Is it grim up north for public health?
Unusually for a panel discussion no-one was disputing the basic tenet that when it comes to our health, yes, it's grimmer up north.
The question is what could be done about it, especially when money is tight?
If you ever doubted that your health was not just down to your own body's foibles then you just need to look at the statistics.
Never mind the national figures that show there certainly is a north/south divide in life expectancy, even within our own region we've got very different prospects.
The audience heard that the North East has the highest health inequalities of any English region with life expectancy gaps of up to 15 years in areas such as Stockton-on-Tees.
It's pretty obvious that the better off you are, the better your health prospects.

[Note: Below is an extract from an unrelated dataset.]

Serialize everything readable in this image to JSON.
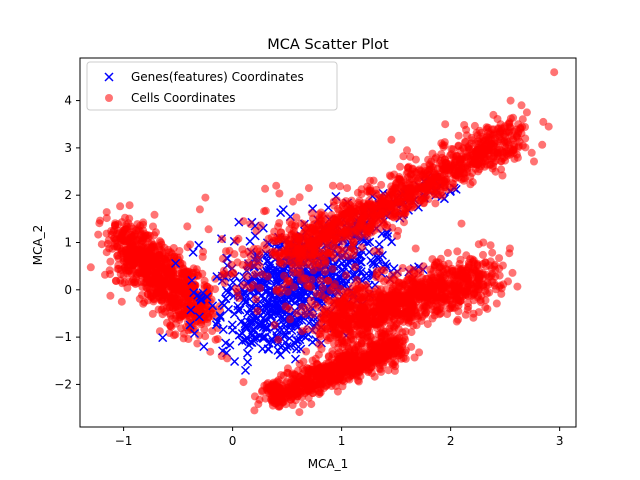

This isn't down to the actual money you have in your pocket as the NHS is, of course, free.
If you are unemployed that in itself can impact on your mental and physical well-being.
Educational opportunities can determine the type of work you do which in turn impacts on your long term health.
Our region is already carrying the historic burden of industrial illnesses from those working in mining, shipbuilding and construction.
Looking into the future, childhood obesity is a greater problem for those living in disadvantaged areas.
The panel explored how to influence people's lifestyle choices, from clamping down on TV advertising to getting tough with supermarkets.
Only a small fraction of the NHS budget is spent on prevention.
Professor Peter Kelly, the public health director for Stockton, admitted obesity is a health inequality undreamt of just a few decades ago.
Other panellists included academics, a think tank strategist and local MPs Chi Onwurah and Guy Opperman.
All had their own take on the challenge facing the NHS and social care provision.
The audience too had varied opinions on the causes and solutions.
Questions were raised about whether all governments are too London-centric to be able to tackle the issue.
And further questions were asked about whether in a time of austerity it ultimately costs the nation more to make budget cuts in benefits, health and employment programmes.
Narrowing the gap
It's certainly a hot topic which is not going to go away.
Recent governments have been trying to address it.
Labour commissioned the Marmot report when in power, and earlier this month the Conservative Health Secretary Jeremy Hunt told doctors they must tackle the issue.
We could be waiting a while to see progress.
In the 1830's, the gentry had a life expectancy of 55, which was more than twice as long as the 25 years for labourers.
Taken with the recent figures in Stockton as a guide, it could be another 183 years before that gap is closed.